Le Pen took advantage of widespread dissatisfaction with Macron. But now the ball is in the court of the left, and the weather forecast is not too bright. However, the undoubtedly positive message of the French elections is that the left can come together and do well when the motivation is strong enough.
But new right-wing alliances are taking shape. The brand new one that Wilders recently joined a few days ago is Patriots for Europe, formed by right-wing parties from Czechia, Hungary, and Austria. It looks like they are not going to be short of candidates. Marine Le Pan and Matteo Salvini also joined the group. In The Guardian, Petr Fiala issued a withering assessment of the new group: “Let’s call a spade a spade. Patriots for Europe serves the interests of Russia, either consciously or unconsciously, and thus it threatens the security and freedom of Europe.” The Patriots’ Manifesto emphasizes its intention to “protect Europe’s Christian roots,” ensure “the strongest possible protection of Europe’s external borders,” and create a “strong competitive Europe.” The group will become the third-largest force in the European parliament and the largest-ever far-right bloc in the history of the assembly.
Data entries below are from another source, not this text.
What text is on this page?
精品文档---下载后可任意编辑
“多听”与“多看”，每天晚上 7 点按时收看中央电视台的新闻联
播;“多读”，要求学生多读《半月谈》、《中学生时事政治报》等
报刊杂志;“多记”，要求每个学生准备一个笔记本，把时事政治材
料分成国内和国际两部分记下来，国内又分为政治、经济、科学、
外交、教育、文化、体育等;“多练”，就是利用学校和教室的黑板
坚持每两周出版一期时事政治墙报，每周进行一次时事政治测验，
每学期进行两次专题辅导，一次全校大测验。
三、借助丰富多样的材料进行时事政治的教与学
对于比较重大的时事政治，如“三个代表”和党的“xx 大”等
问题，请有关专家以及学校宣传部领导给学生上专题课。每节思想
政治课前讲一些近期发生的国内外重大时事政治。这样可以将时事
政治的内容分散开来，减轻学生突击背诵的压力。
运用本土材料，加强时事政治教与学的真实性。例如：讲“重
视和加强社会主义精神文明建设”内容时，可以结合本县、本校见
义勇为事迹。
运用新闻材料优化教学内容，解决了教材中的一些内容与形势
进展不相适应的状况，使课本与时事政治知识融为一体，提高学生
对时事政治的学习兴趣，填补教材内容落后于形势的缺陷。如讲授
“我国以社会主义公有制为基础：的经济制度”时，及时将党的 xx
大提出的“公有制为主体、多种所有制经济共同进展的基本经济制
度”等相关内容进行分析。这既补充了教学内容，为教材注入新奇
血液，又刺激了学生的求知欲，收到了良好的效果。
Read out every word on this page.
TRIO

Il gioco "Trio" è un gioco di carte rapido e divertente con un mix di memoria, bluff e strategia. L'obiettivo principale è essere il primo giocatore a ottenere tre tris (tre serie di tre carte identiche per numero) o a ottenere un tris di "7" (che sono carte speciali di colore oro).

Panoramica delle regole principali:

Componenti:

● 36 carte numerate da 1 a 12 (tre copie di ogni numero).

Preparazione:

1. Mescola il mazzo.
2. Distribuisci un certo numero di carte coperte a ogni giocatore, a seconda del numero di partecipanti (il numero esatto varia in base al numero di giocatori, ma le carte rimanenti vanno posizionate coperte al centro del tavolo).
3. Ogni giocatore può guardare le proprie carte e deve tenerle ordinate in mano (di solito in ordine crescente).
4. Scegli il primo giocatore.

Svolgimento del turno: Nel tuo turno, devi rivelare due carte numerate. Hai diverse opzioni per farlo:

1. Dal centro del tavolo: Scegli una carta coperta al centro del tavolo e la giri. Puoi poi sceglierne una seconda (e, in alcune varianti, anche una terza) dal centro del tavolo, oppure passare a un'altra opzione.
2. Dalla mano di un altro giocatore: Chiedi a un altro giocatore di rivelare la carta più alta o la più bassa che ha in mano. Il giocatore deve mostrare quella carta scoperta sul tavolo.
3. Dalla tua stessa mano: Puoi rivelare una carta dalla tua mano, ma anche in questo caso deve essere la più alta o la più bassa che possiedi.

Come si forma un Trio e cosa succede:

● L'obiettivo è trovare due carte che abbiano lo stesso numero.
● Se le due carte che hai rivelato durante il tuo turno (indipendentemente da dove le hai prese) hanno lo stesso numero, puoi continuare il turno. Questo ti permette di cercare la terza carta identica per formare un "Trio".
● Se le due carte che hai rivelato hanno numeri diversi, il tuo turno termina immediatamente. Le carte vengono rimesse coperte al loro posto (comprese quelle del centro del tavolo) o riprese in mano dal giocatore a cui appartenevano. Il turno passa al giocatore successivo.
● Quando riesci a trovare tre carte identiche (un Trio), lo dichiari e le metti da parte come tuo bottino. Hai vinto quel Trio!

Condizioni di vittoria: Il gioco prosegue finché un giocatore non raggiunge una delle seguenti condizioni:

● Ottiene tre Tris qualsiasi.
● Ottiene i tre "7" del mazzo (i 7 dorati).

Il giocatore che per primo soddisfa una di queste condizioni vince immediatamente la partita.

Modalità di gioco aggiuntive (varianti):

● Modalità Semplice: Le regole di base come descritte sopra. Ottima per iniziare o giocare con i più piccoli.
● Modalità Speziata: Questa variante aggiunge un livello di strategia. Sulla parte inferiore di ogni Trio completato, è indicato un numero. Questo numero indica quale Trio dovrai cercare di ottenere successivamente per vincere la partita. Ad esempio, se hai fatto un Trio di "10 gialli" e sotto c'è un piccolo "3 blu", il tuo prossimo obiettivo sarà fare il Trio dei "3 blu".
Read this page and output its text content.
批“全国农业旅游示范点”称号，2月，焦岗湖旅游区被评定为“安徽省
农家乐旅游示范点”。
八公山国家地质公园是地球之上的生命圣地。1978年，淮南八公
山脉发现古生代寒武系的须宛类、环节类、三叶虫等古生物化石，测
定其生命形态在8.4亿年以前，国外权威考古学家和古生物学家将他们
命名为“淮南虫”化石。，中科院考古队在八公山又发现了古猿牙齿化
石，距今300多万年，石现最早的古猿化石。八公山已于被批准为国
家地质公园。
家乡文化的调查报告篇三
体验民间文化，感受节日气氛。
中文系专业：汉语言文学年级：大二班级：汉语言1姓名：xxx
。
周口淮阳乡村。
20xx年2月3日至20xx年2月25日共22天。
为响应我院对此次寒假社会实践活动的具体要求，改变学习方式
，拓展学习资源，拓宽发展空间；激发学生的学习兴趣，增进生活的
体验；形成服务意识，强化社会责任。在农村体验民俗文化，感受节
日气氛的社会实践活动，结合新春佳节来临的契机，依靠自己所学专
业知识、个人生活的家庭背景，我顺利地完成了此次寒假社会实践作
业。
In other European countries, inside and outside of the EU, numerous struggles and battles of diverse forms are constantly evolving. Most widespread but somewhat restrained now have been mass demonstrations of climate activists and their supporters and student protests against atrocities in Gaza. With hotter days ahead and the West continuing to send aid and weapons to Israel, these protests are surely going to continue.